Brain network connections may underlie social behavior linked to autism

Researchers at Washington University School of Medicine in St. Louis, with colleagues from the multicenter Infant Brain Imaging Study (IBIS) network, have found associations between brain connectivity and a key social behavior that is a central feature of autism. 
If it becomes possible to identify children with autism spectrum disorder earlier in life, such knowledge could jump-start efforts to begin therapies that might help improve a child’s language and social skills.
The researchers used functional MRI scans to identify brain networks involved in a phenomenon called initiation of joint attention. It occurs when a baby sees an object in his or her environment, such as a dog, a car or a ball, focuses on that object and — by pointing and/or shifting gaze — gets someone else to focus on that object. This behavior has been linked to language development and is impaired in children with autism spectrum disorder.
“By the time most children are diagnosed with autism, they are 4 ½, but in studying the brains of younger children, we have found neural activity that may allow for earlier diagnosis, and that, in turn, may allow us to begin treatment sooner,” said John R. Pruett Jr., MD, PhD, co-senior author and an associate professor of child psychiatry at Washington University. “We’re excited to link aspects of joint attention behavior to the functional architecture of the brain. This study represents the first time that has been done in children at an age when joint attention abilities are actually developing.”
The researchers evaluated 116 young children at 12 months of age and 98 children who were 24 months old. Some children in the study had an elevated risk of autism because they had older siblings who had been diagnosed with the disorder. About 20 percent of babies with an affected sibling go on to develop autism spectrum disorder.
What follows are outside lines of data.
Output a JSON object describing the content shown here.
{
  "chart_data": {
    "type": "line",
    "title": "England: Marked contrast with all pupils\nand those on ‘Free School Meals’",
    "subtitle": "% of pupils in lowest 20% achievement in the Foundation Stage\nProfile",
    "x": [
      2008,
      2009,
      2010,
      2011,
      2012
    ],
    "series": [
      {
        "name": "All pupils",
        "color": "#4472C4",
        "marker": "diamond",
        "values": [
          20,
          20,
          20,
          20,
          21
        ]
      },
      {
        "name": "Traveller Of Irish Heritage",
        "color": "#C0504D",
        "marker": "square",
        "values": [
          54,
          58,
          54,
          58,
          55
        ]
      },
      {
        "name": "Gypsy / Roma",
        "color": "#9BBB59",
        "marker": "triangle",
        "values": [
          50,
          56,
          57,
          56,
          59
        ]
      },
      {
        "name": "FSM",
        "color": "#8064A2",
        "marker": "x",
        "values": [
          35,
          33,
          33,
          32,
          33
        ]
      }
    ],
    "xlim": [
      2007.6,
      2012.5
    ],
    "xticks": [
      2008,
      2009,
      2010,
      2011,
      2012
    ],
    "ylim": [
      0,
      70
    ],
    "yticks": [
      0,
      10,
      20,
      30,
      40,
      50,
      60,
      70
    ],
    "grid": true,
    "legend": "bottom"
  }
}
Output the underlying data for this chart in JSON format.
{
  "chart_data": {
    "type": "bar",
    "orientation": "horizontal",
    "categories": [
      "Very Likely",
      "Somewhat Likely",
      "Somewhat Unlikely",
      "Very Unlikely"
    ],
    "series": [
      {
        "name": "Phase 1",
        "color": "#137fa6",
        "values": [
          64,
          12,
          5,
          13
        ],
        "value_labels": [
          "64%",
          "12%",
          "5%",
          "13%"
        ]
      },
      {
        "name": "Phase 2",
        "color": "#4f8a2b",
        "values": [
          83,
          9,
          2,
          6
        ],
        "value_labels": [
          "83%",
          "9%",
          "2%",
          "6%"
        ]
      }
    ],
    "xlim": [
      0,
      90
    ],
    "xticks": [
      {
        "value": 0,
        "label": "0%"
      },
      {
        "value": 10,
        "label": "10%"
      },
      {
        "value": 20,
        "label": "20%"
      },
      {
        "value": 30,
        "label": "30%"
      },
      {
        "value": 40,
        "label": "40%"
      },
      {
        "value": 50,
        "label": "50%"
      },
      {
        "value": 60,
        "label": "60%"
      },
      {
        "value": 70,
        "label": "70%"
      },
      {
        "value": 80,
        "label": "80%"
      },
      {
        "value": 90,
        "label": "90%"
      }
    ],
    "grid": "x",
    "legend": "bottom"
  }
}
The toddlers’ brains were scanned while they slept. The next day, the children were assessed to see how often they initiated joint attention — that is, drew another person’s attention to an object.
The babies less likely to initiate joint attention had strong connections between their brains’ visual and dorsal attention networks. The dorsal attention network helps keep attention focused on something while still allowing the brain to respond to other potentially important sensory information.
The researchers also identified stronger functional connectivity between the visual and the default mode networks in babies who were more likely to initiate joint attention. The default mode network is most active during quiet rest or daydreaming but generally shuts down while one is focused on a challenging task.
“When an infant is engaged in initiating joint attention, the visual and default mode regions tend to work together while the visual and attention regions tend to decouple, so in these scans we’re seeing something like a fingerprint of how brain networks coordinate activity,” said first author Adam T. Eggebrecht, PhD, an instructor in radiology at Washington University’s Mallinckrodt Institute of Radiology. “Pointing to direct another person’s attention involves identifying an object, focusing one’s own attention on it, pointing toward it using the brain’s motor system and, possibly, perceiving that another person orients to that object, too.
“Identifying the brain regions responsible for all of that will leave us better equipped to potentially uncover mechanisms underlying behavioral features of autism as they emerge over the second year of life.”
Now that those associations have been identified, the researchers plan to conduct further studies to try to understand how connections between brain networks might influence children’s language abilities, as well as their social skills, both of which are impaired in children with autism spectrum disorder.
“This research lays the groundwork for understanding how fundamentally aberrant processes develop in the brain as autism is first emerging in infants,” said Joseph Piven, MD, co-senior author on the paper and a professor of psychiatry, pediatrics and psychology at the University of North Carolina and principal investigator of the IBIS Network.